Il n’est pas question ici de faire le panégyrique de la supposée « noblesse » d’un métier qui s’exercerait jusqu’à l’épuisement au nom du don de soi; ou d’éluder les tâches pénibles d’annonce de mauvaises nouvelles, de contention de patients agités, de décision d’arrêt de soins, de se coltiner les patients souillés ou malodorants, de pratiquer des gestes invasifs pénibles. Voire accréditer des interventions dont le bien-fondé peut sembler discutable. Il n’est pas question non plus d’accréditer en se rengorgeant l’admiration béate (ou flagorneuse) du béotien: Quel beau métier vous faites Docteur ! Quel dévouement, mademoiselle l’infirmière, monsieur l’aide-soignant !

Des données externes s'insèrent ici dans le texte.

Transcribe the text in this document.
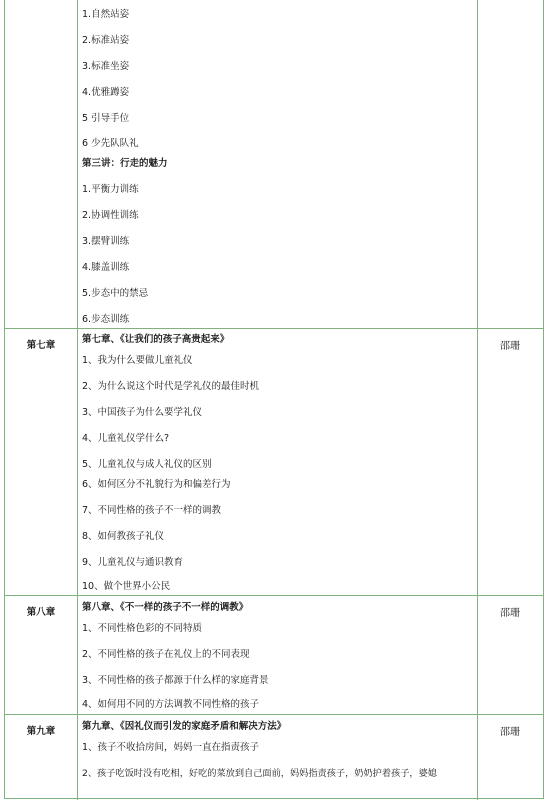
1.自然站姿
2.标准站姿
3.标准坐姿
4.优雅蹲姿
5 引导手位
6 少先队队礼
第三讲：行走的魅力
1.平衡力训练
2.协调性训练
3.摆臂训练
4.膝盖训练
5.步态中的禁忌
6.步态训练
第七章
第七章、《让我们的孩子高贵起来》
1、我为什么要做儿童礼仪
2、为什么说这个时代是学礼仪的最佳时机
3、中国孩子为什么要学礼仪
4、儿童礼仪学什么?
5、儿童礼仪与成人礼仪的区别
6、如何区分不礼貌行为和偏差行为
7、不同性格的孩子不一样的调教
8、如何教孩子礼仪
9、儿童礼仪与通识教育
10、做个世界小公民
邵珊
第八章	第八章、《不一样的孩子不一样的调教》
1、不同性格色彩的不同特质
2、不同性格的孩子在礼仪上的不同表现
3、不同性格的孩子都源于什么样的家庭背景
4、如何用不同的方法调教不同性格的孩子
邵珊
第九章	第九章、《因礼仪而引发的家庭矛盾和解决方法》
1、孩子不收拾房间，妈妈一直在指责孩子
2、孩子吃饭时没有吃相，好吃的菜放到自己面前，妈妈指责孩子，奶奶护着孩子，婆媳
邵珊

Un sale boulot renverrait plutôt dans mon propos à un défaut de reconnaissance sociale, un travail disqualifié, certes indispensable, mais dans un périmètre réduit de compétence technique, reproductible à l’infini selon un protocole immuable, et effectué par des agents interchangeables et anonymes.
Aux deux extrémités d’une échelle de l’esthétique au travail, deux positions sont symétriques : d’un côté, la dimension « noble » (le care) de l’activité de soignant ne justifie pas le don de soi désintéressé et la disponibilité sans limite ; de l’autre le cynisme le plus achevé d’un soignant ne se satisfait jamais complètement d’un boulot « salement » fait, serait-ce en contre partie d’un gros paquet d’argent ou de congés à rallonge. D’un côté l’exploitation éhontée au nom de la « noblesse » ; de l’autre l’exposition à une image dégradée de son identité tant à ses propres yeux qu’à ceux des patients et du personnel administratif. Dans les deux cas, cette tension entre travail bien ou mal fait, entre reconnaissance ou mépris, se traduit inévitablement par une souffrance au travail forcément préjudiciable à celui-ci.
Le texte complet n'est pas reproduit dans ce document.